Alors que nous célébrons les 40 ans de la mort d’Hergé, l’exposition permanente "Tintin, les Secrets de Moulinsart", au château de Cheverny, accueille chaque année de plus en plus de visiteurs.
"Mille millions de mille sabords, on dirait mon château ! Quel bougre d'ectoplasme à roulettes de tonnerre de Brest a bien pu avoir l’idée de le recopier ?", pourrait peut-être bougonner le Capitaine Haddock s’il passait devant Cheverny…
Un château bien inspiré
L’édifice a bel et bien un air de Moulinsart, ou, plutôt, Moulinsart a un air de Cheverny. Non, les Dupondt n’ont pas avalé une potion délirante, la ressemblance saute aux yeux. Normal, puisque, durant l'entre-deux-guerres, Hergé, qui cherchait un modèle pour le futur château du capitaine, aurait découvert celui de Cheverny sur un dépliant.
Le dessinateur a alors supprimé les ailes, gardé la symétrie parfaite, rajouté une crypte et d’autres détails : Moulinsart était né. Ensuite, le père de Tintin lui a donné le nom inversé d'un village du Brabant wallon, Sart-Moulin, au sud de Bruxelles.

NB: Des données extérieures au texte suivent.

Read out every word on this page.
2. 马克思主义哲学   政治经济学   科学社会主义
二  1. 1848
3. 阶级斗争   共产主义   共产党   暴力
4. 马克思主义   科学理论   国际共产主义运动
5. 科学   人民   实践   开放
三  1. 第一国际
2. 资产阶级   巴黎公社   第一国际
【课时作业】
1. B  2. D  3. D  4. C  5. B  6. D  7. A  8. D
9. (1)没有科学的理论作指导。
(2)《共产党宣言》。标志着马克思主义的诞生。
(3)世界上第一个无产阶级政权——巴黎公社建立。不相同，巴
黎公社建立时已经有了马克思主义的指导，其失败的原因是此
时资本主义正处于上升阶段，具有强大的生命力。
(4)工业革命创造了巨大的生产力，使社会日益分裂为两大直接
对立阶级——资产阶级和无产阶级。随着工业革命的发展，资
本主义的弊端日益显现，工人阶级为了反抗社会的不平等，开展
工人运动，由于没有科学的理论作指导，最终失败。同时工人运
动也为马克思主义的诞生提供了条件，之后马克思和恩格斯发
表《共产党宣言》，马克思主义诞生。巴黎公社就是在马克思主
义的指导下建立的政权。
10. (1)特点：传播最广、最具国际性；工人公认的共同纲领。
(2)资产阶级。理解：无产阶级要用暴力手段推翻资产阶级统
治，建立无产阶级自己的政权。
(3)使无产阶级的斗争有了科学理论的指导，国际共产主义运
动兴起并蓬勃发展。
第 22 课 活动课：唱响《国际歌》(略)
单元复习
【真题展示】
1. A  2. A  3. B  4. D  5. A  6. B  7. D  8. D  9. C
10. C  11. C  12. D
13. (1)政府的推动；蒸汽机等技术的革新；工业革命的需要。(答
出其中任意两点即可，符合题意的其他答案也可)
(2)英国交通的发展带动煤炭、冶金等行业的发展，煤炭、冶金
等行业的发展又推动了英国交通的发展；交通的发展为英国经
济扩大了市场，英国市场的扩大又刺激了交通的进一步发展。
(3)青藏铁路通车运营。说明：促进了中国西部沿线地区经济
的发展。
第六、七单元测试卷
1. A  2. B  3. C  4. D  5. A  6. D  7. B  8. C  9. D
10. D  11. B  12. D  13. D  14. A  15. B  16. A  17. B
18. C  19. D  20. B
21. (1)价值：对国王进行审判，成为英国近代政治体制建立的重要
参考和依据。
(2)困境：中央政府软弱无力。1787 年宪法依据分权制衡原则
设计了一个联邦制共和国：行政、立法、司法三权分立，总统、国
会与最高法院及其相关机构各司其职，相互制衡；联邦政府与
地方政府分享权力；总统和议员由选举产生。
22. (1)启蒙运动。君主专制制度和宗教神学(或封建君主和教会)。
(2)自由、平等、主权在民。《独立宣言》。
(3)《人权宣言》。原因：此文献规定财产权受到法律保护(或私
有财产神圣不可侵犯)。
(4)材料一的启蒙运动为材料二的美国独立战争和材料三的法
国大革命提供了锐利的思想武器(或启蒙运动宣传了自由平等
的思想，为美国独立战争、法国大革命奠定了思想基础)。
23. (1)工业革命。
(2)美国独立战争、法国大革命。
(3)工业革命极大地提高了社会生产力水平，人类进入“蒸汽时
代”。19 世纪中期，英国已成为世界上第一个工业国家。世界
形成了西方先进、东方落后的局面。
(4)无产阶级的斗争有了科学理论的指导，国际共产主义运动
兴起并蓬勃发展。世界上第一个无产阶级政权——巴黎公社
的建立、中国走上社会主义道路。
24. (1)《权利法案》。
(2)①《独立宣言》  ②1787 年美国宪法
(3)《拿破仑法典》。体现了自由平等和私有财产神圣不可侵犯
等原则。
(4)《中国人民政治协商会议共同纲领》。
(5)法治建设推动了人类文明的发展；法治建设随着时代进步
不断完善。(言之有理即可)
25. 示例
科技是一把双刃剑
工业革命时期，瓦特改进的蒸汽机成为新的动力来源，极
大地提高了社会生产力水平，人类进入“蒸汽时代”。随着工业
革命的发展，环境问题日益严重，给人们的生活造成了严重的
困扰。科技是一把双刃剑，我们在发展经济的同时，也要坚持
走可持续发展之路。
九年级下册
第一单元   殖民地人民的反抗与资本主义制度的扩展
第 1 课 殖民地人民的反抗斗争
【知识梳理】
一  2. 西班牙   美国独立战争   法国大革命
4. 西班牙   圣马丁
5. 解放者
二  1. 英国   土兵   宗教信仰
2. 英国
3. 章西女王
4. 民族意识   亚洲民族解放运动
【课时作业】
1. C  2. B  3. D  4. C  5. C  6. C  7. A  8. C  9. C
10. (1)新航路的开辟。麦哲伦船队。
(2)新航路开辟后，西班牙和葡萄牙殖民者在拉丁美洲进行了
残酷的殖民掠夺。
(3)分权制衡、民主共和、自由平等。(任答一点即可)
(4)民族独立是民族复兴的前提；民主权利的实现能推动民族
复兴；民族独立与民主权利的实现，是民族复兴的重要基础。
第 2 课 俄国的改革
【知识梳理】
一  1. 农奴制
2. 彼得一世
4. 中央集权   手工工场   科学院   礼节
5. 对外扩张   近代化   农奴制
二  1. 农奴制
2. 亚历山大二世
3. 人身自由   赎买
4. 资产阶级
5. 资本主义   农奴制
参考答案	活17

Selon la légende, Hergé aurait choisi Cheverny en raison de son architecture classique, dont la sobriété correspondait mieux à son célèbre trait de crayon, la "ligne claire". L’actuel maitre des lieux, Charles-Antoine Hurault de Vibraye, est fier de nous l’expliquer : "L’escalier est emblématique. La salle d’armes, c’est celle 'de marine' du capitaine Haddock. La première BD dans laquelle apparaît Moulinsart, c’est Le trésor de Rackham le Rouge."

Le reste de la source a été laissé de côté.